In most algorithms, correlated input variables are bad. This is the time to plot all of the independent variables against each other to see if there is correlation. If there are correlated variables, it may be a tough choice to drop one (or all!).

Speaking of independent variables, which are important to predict your dependent variable? You can use information gain packages (depending on the language/tool you are using to do your analysis), step-wise regression, or random forests to help understand the important variables.

In many of these steps, there are no hard-and-fast rules on how to proceed. You’ll need to make a decision in the context of your problem. In many cases, you may be wrong and need to come back to the decision after trying things out.

Splitting the Data

Now that you (think you) have a clean dataset, you’ll need to split it into training and testing datasets. You’ll want to have as much data as possible to train on, though still have enough data left over to test on. This is less and less of an issue in the age of big data. However, sometimes too much data and it will take too long for your algorithms to train. Again – this is another decision that will need to be made in the context of your problem.

There are a few options for splitting your data. The most straightforward being take a portion of your overall dataset to train on (say 70%) and leave behind the rest to test on. This works well in most big data applications.

If you do not have a lot of data (or if you do), consider cross-validation. This is an iterative approach where you train your algorithm recursively on the same data set, leaving some portion out each iteration to be used as the test set. The most popular versions of cross-validation are k-fold cross validation and leave-one-out cross validation. There is even nested cross-validation, which gets very Inception-like.

Building the Models

Finally, you are ready to do what we came to do – build the models. We have our datasets cleaned, enriched, and split. Time to build our models. I say it plural because you’ll always want to evaluate which method and/or inputs works best. You’ll want to pick a few of the algorithms from above and build the model.

While that is vague, depending on your language or tool of choice, there are multiple packages available to perform each analysis. It is generally only a line or two of code to train each model; once we have our models trained, it is time to validate.

Validating the Models

So – which model did best? How can you tell? We start by predicting results for our test set with each model and building a confusion matrix for each:

With this, we can calculate the specificity, sensitivity, and accuracy for each model.

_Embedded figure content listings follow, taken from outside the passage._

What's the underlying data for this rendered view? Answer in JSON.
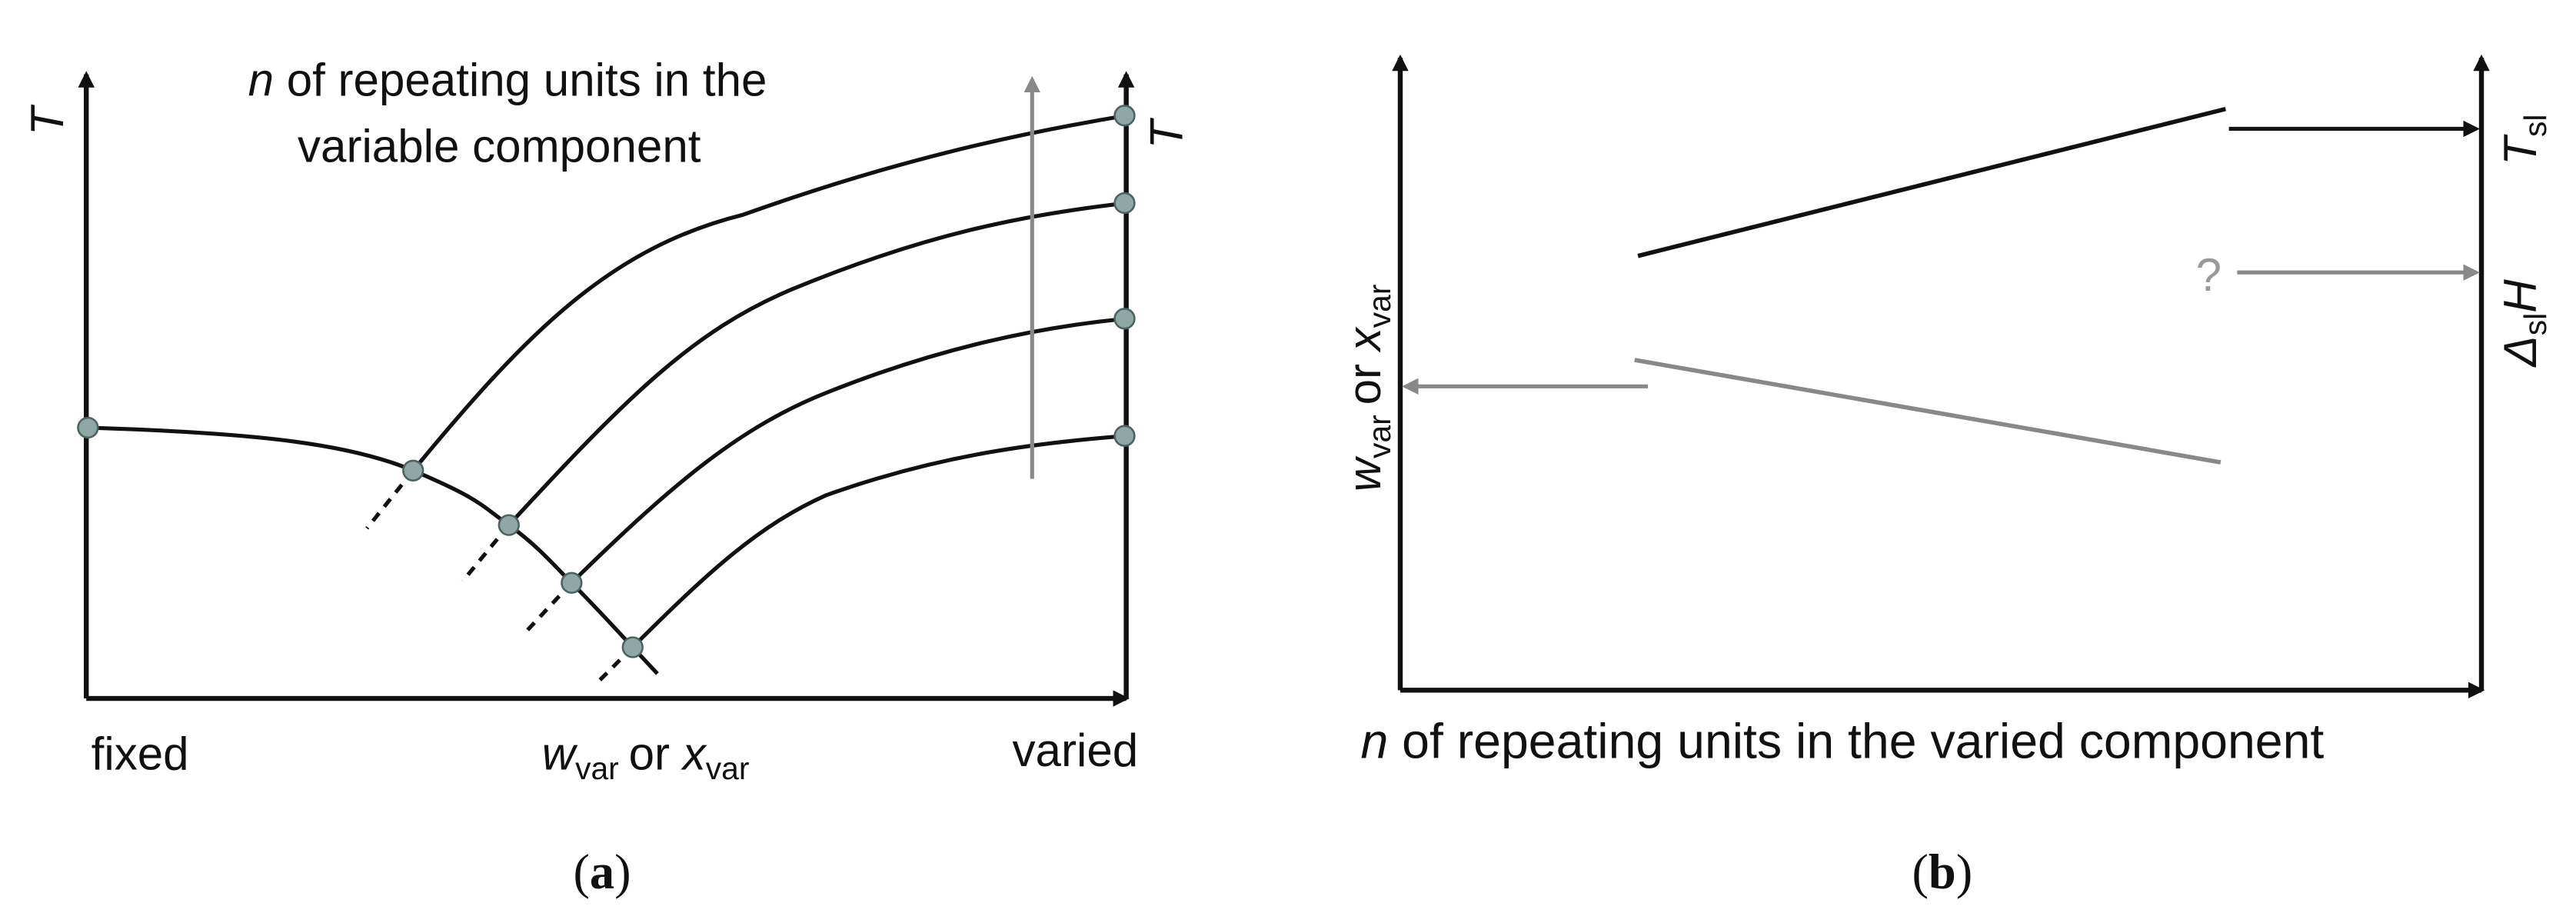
{
  "panel_a": {
    "annotation": {
      "symbol": "n",
      "line1": "of repeating units in the",
      "line2": "variable component"
    },
    "y_label_left": "T",
    "y_label_right": "T",
    "x_left": "fixed",
    "x_label": {
      "w": "w",
      "w_sub": "var",
      "or": "or",
      "x": "x",
      "x_sub": "var"
    },
    "x_right": "varied",
    "caption": {
      "open": "(",
      "letter": "a",
      "close": ")"
    }
  },
  "panel_b": {
    "y_label_left": {
      "w": "w",
      "w_sub": "var",
      "or": "or",
      "x": "x",
      "x_sub": "var"
    },
    "y_label_right_top": {
      "symbol": "T",
      "sub": "sl"
    },
    "y_label_right_bottom": {
      "delta": "Δ",
      "sub": "sl",
      "symbol": "H"
    },
    "unknown": "?",
    "x_label": {
      "symbol": "n",
      "rest": "of repeating units in the varied component"
    },
    "caption": {
      "open": "(",
      "letter": "b",
      "close": ")"
    }
  }
}
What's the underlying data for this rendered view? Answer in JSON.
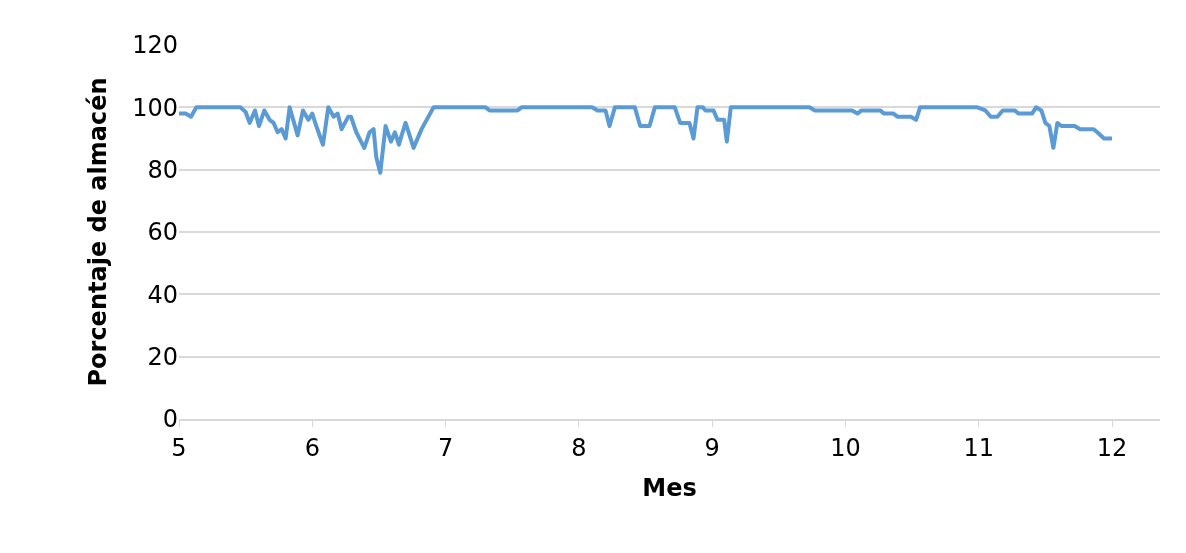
{
  "chart_data": {
    "type": "line",
    "xlabel": "Mes",
    "ylabel": "Porcentaje de almacén",
    "xlim": [
      5,
      12.36
    ],
    "xticks": [
      5,
      6,
      7,
      8,
      9,
      10,
      11,
      12
    ],
    "ylim": [
      0,
      120
    ],
    "yticks": [
      0,
      20,
      40,
      60,
      80,
      100,
      120
    ],
    "grid": "y",
    "marker": "none",
    "line_style": "solid",
    "x": [
      5.0,
      5.05,
      5.09,
      5.13,
      5.46,
      5.5,
      5.53,
      5.57,
      5.6,
      5.64,
      5.68,
      5.71,
      5.74,
      5.77,
      5.8,
      5.83,
      5.89,
      5.93,
      5.97,
      6.0,
      6.03,
      6.08,
      6.12,
      6.16,
      6.19,
      6.22,
      6.27,
      6.29,
      6.33,
      6.39,
      6.43,
      6.46,
      6.48,
      6.51,
      6.55,
      6.59,
      6.62,
      6.65,
      6.67,
      6.7,
      6.76,
      6.82,
      6.91,
      7.3,
      7.33,
      7.54,
      7.57,
      8.1,
      8.14,
      8.2,
      8.23,
      8.27,
      8.42,
      8.46,
      8.53,
      8.57,
      8.72,
      8.76,
      8.83,
      8.86,
      8.89,
      8.93,
      8.95,
      9.01,
      9.04,
      9.09,
      9.11,
      9.14,
      9.73,
      9.77,
      10.05,
      10.09,
      10.12,
      10.26,
      10.29,
      10.36,
      10.39,
      10.49,
      10.53,
      10.56,
      10.99,
      11.05,
      11.09,
      11.14,
      11.18,
      11.27,
      11.3,
      11.4,
      11.43,
      11.47,
      11.5,
      11.53,
      11.56,
      11.59,
      11.62,
      11.72,
      11.76,
      11.86,
      11.89,
      11.94,
      12.0
    ],
    "series": [
      {
        "color": "#5b9bd5",
        "values": [
          98,
          98,
          97,
          100,
          100,
          98.5,
          95,
          99,
          94,
          99,
          96,
          95,
          92,
          93,
          90,
          100,
          91,
          99,
          96,
          98,
          94,
          88,
          100,
          97,
          98,
          93,
          97,
          97,
          92,
          87,
          92,
          93,
          84,
          79,
          94,
          89,
          92,
          88,
          91,
          95,
          87,
          93,
          100,
          100,
          99,
          99,
          100,
          100,
          99,
          99,
          94,
          100,
          100,
          94,
          94,
          100,
          100,
          95,
          95,
          90,
          100,
          100,
          99,
          99,
          96,
          96,
          89,
          100,
          100,
          99,
          99,
          98,
          99,
          99,
          98,
          98,
          97,
          97,
          96,
          100,
          100,
          99,
          97,
          97,
          99,
          99,
          98,
          98,
          100,
          99,
          95,
          94,
          87,
          95,
          94,
          94,
          93,
          93,
          92,
          90,
          90
        ]
      }
    ]
  }
}
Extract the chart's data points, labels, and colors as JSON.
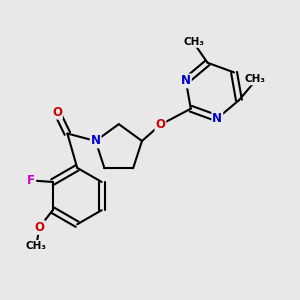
{
  "background_color": "#e8e8e8",
  "bond_color": "#000000",
  "bond_width": 1.5,
  "atom_colors": {
    "N": "#0000cc",
    "O": "#cc0000",
    "F": "#cc00cc",
    "C": "#000000"
  },
  "font_size": 8.5,
  "fig_width": 3.0,
  "fig_height": 3.0,
  "xlim": [
    0,
    10
  ],
  "ylim": [
    0,
    10
  ]
}
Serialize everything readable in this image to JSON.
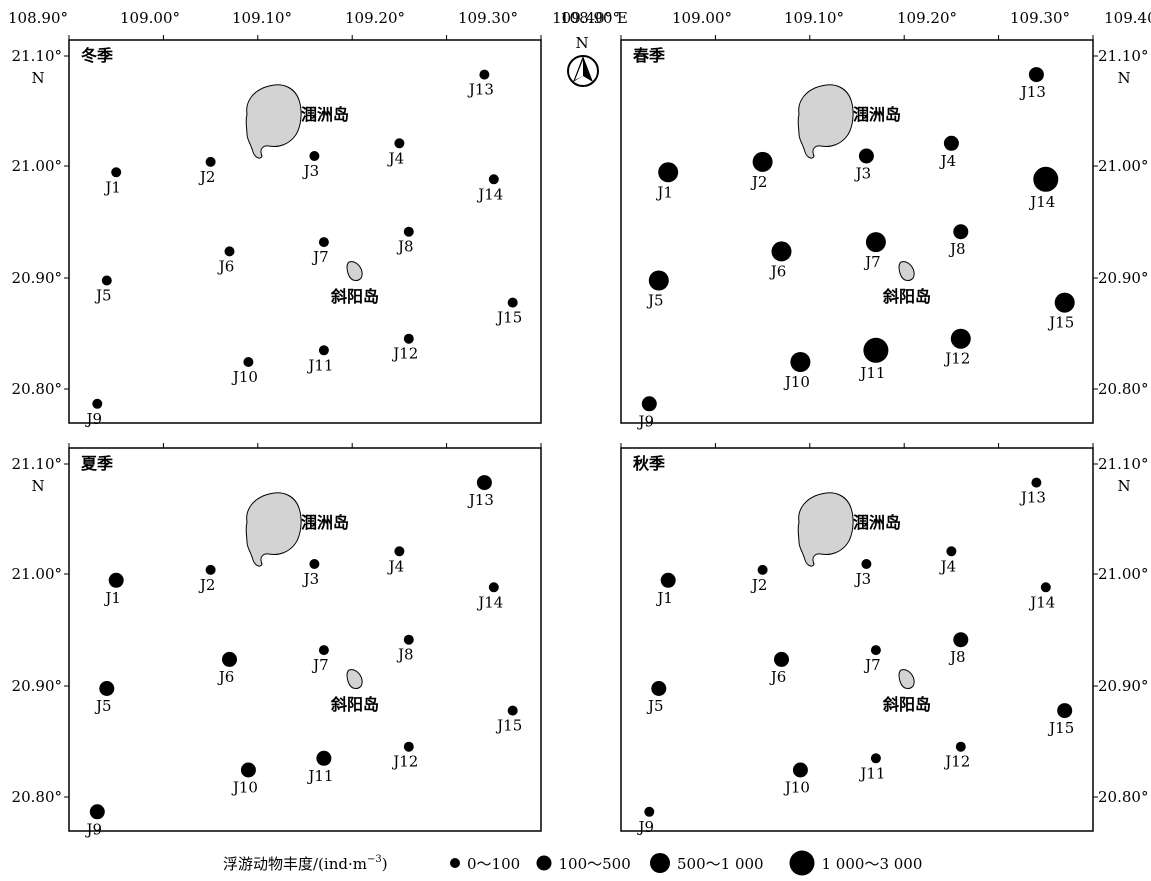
{
  "axes": {
    "top_ticks": [
      "108.90°",
      "109.00°",
      "109.10°",
      "109.20°",
      "109.30°",
      "109.40° E"
    ],
    "lat_ticks": [
      "21.10°",
      "21.00°",
      "20.90°",
      "20.80°"
    ],
    "lat_unit": "N"
  },
  "compass": {
    "label": "N"
  },
  "islands": {
    "weizhou": "涠洲岛",
    "xieyang": "斜阳岛"
  },
  "stations": [
    {
      "id": "J1",
      "lon": 108.95,
      "lat": 21.0
    },
    {
      "id": "J2",
      "lon": 109.05,
      "lat": 21.009
    },
    {
      "id": "J3",
      "lon": 109.16,
      "lat": 21.014
    },
    {
      "id": "J4",
      "lon": 109.25,
      "lat": 21.025
    },
    {
      "id": "J5",
      "lon": 108.94,
      "lat": 20.907
    },
    {
      "id": "J6",
      "lon": 109.07,
      "lat": 20.932
    },
    {
      "id": "J7",
      "lon": 109.17,
      "lat": 20.94
    },
    {
      "id": "J8",
      "lon": 109.26,
      "lat": 20.949
    },
    {
      "id": "J9",
      "lon": 108.93,
      "lat": 20.801
    },
    {
      "id": "J10",
      "lon": 109.09,
      "lat": 20.837
    },
    {
      "id": "J11",
      "lon": 109.17,
      "lat": 20.847
    },
    {
      "id": "J12",
      "lon": 109.26,
      "lat": 20.857
    },
    {
      "id": "J13",
      "lon": 109.34,
      "lat": 21.084
    },
    {
      "id": "J14",
      "lon": 109.35,
      "lat": 20.994
    },
    {
      "id": "J15",
      "lon": 109.37,
      "lat": 20.888
    }
  ],
  "seasons": [
    {
      "name": "冬季",
      "classes": [
        1,
        1,
        1,
        1,
        1,
        1,
        1,
        1,
        1,
        1,
        1,
        1,
        1,
        1,
        1
      ]
    },
    {
      "name": "春季",
      "classes": [
        3,
        3,
        2,
        2,
        3,
        3,
        3,
        2,
        2,
        3,
        4,
        3,
        2,
        4,
        3
      ]
    },
    {
      "name": "夏季",
      "classes": [
        2,
        1,
        1,
        1,
        2,
        2,
        1,
        1,
        2,
        2,
        2,
        1,
        2,
        1,
        1
      ]
    },
    {
      "name": "秋季",
      "classes": [
        2,
        1,
        1,
        1,
        2,
        2,
        1,
        2,
        1,
        2,
        1,
        1,
        1,
        1,
        2
      ]
    }
  ],
  "legend": {
    "title": "浮游动物丰度/(ind·m",
    "title_sup": "−3",
    "title_close": ")",
    "items": [
      "0～100",
      "100～500",
      "500～1 000",
      "1 000～3 000"
    ]
  },
  "colors": {
    "marker": "#000000",
    "island_fill": "#d3d3d3",
    "frame": "#000000"
  }
}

For each value, higher is better. The best model is one that performs the best in each of these counts.

In the real world, frequently one model will have better specificity, while another will have better sensitivity, and yet another will be the most accurate. Again, there is no hard and fast rule one which model to choose; it all depends on the context. Perhaps false positives are really bad in your context, then the specificity rate should be given more merit. It all depends.

From here, you have some measures in order to pick a model and implement it.

Conclusion

Much of model building, in general, is part computer science, part statistics, and part business understanding. Understanding which tools and languages are best to implement the best statistical modeling technique to solve a business problem can feel like more of a form of art than science at times.

In this document, I’ve presented some algorithms and steps to do binary classification, which is just the tip of the iceberg. I am sure there are algorithms and steps missing – I hope that this helps in your understanding.